--permit-illegal-access and non-reflective access
Sander Mak
sander.mak at luminis.eu
Mon Apr 24 13:53:04 UTC 2017
I was trying out the --permit-illegal-access flag with a simple class that uses an encapsulated type from the JDK by (non-reflectively) instantiating it in the main method:
$ java Test
Exception in thread "main" java.lang.IllegalAccessError: class Test (in unnamed module @0x7b3300e5) cannot access class sun.security.x509.X500Name (in module java.base) because module java.base does not export sun.security.x509 to unnamed module @0x7b3300e5
at Test.main(Test.java:5)
$ java --permit-illegal-access Test
WARNING: --permit-illegal-access will be removed in the next major release
What I expected to see was a warning message about sun.security.x509.X500Name during the second invocation of java. Then, after reading [0] again, I realized the warnings only pertain to reflective access.
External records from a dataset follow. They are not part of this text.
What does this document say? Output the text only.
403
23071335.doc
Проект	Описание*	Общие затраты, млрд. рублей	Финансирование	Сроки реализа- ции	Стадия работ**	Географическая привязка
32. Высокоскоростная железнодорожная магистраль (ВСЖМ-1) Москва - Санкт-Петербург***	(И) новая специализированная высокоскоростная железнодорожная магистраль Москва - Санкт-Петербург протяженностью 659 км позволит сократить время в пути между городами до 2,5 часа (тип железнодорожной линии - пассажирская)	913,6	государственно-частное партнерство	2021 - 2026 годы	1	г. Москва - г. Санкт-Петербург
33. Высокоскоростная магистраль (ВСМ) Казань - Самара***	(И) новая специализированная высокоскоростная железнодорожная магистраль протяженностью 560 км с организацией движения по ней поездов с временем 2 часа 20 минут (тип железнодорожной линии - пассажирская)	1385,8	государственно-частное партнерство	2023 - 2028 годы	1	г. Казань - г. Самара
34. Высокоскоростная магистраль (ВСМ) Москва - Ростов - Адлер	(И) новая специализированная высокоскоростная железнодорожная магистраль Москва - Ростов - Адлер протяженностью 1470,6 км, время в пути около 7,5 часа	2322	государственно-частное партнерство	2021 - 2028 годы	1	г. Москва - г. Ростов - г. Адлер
What's the idea behind this distinction? The Test class fails just as well with an IllegalAccessException without the --permit-illegal-access flag. Only, I don't get to see the problem when running with --permit-illegal-access unless the access is done reflectively. Is it because non-reflective uses can be found statically by jdeps, and are not 'worthy' of a warning? Just looking for the rationele here. It does mean fixing all warnings logged by --permit-illegal-access is not a guarantee there won't be IllegalAccessExceptions anymore afterwards.